The lawsuit also calls into question the background of one of LifeLock's founders, saying that he spent time in jail for financial fraud and has been barred by the Federal Trade Commission from engaging in certain credit reporting activities.

Davis challenged Experian's assertions and said they were motivated not by concerns for consumers but instead by a desire on the part of Experian to protect its bottom line. LifeLock is cutting into Experian's own credit monitoring business, Davis claimed. And, he said, the fraud alerts placed by LifeLock make it harder for Experian to sell credit records to third parties because it is required to notify people beforehand.

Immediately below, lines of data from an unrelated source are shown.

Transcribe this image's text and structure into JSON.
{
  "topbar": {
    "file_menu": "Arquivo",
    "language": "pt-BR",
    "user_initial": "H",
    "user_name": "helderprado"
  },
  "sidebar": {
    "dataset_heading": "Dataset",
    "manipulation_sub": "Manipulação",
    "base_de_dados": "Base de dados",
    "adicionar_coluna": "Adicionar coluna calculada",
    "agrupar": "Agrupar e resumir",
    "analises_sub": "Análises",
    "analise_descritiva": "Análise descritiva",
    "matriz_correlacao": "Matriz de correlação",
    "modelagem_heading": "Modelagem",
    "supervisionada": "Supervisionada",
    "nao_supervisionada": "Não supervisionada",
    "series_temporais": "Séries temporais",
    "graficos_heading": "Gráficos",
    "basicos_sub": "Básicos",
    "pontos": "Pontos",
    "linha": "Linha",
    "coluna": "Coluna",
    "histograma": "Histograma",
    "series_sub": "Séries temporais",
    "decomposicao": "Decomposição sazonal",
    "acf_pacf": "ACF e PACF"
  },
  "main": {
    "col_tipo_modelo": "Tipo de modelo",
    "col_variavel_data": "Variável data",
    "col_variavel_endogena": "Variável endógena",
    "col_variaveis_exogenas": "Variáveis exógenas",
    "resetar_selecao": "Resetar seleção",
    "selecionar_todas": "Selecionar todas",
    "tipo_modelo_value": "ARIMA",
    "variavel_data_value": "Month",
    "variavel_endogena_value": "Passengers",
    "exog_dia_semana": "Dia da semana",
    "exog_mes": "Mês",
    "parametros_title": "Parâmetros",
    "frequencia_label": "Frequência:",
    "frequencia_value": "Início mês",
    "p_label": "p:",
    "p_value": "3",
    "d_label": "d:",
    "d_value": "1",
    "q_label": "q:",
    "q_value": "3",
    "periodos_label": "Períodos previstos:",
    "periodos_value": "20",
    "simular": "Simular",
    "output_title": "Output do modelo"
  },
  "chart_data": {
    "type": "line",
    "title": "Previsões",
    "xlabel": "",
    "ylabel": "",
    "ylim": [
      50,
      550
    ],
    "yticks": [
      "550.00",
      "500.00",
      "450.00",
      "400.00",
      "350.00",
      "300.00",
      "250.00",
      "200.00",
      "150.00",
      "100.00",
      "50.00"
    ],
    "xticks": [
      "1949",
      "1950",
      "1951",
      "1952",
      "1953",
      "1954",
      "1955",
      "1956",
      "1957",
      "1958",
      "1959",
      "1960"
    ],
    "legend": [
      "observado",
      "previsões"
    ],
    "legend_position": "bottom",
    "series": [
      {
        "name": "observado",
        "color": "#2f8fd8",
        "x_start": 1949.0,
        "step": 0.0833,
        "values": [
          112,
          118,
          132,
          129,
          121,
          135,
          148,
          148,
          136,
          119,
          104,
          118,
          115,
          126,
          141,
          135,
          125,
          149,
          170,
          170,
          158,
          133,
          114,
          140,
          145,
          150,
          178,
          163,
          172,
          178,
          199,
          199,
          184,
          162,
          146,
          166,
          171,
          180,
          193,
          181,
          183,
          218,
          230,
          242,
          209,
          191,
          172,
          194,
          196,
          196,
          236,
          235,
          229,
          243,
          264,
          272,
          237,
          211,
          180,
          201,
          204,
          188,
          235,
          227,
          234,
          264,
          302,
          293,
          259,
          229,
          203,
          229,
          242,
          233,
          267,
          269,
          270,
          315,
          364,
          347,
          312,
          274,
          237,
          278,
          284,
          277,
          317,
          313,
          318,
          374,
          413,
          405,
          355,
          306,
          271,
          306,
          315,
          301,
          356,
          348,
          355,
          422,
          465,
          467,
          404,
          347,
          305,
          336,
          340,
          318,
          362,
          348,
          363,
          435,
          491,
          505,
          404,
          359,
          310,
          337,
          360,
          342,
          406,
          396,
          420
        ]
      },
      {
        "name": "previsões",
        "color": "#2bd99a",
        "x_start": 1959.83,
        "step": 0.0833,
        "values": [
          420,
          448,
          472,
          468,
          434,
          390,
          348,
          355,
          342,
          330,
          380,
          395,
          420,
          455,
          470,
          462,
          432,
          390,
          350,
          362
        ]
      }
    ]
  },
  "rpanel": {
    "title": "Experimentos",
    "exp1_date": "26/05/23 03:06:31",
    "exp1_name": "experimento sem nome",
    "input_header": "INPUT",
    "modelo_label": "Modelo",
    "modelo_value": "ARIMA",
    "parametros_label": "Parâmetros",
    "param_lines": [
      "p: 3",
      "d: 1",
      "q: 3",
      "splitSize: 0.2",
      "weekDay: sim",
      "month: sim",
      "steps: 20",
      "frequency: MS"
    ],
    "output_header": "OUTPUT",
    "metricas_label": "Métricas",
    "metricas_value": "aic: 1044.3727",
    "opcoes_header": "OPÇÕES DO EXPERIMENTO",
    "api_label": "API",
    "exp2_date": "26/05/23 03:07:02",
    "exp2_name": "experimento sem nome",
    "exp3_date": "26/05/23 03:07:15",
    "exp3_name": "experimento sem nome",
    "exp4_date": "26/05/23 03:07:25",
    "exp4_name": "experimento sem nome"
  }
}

In addition, Davis contended that Experian is making "semantic arguments" about the spirit of the FCRA as it relates to fraud alerts. Such alerts are meant to be used to protect consumers against identity theft, he said, adding that there is nothing in the law that says the alerts can only be used for 90-day periods. All the FCRA says is that an alert will remain in place for a maximum of 90 days, according to Davis. At the end of that period, an individual is free to place another alert if he or she chooses to, he said.

Davis said Experian also is ignoring the spirit of the FCRA by claiming that the law doesn't allow companies such as LifeLock to place fraud alerts on the behalf of individuals who appoint it to do so. "We are more than willing to let the court decide that issue," he said.

Furthermore, Davis said that if Experian provided LifeLock with an interface for placing the alerts in files electronically, it would be glad to use that option instead of the 1-800 phone numbers. In fact, LifeLock is discussing that option with one of the other credit reporting agencies, he said, declining to identify which one.

Donald Girard, a spokesman for Experian, dismissed the suggestion by Davis that the lawsuit was driven by fears of competition and said that Experian doesn't consider LifeLock to be a rival to any of its businesses.

Girard charged that LifeLock is abusing both the spirit and the letter of the FCRA. Laws regarding the use of credit alerts clearly intend for them to be used as a temporary measure to guard against identity theft and other types of fraud, he said. They aren't meant to be used as a permanent tool, and doing so will only end up diluting the efficacy of fraud alerts in the long term, according to Girard.

"LifeLock is acting as a proxy for an individual in a way that Congress did not intend or permit," he said. "They are using a temporary stop-gap method as a permanent perpetual tool." He added that Experian has yet to decide exactly how much it will seek from LifeLock in monetary damages but that the amount will run into the millions of dollars.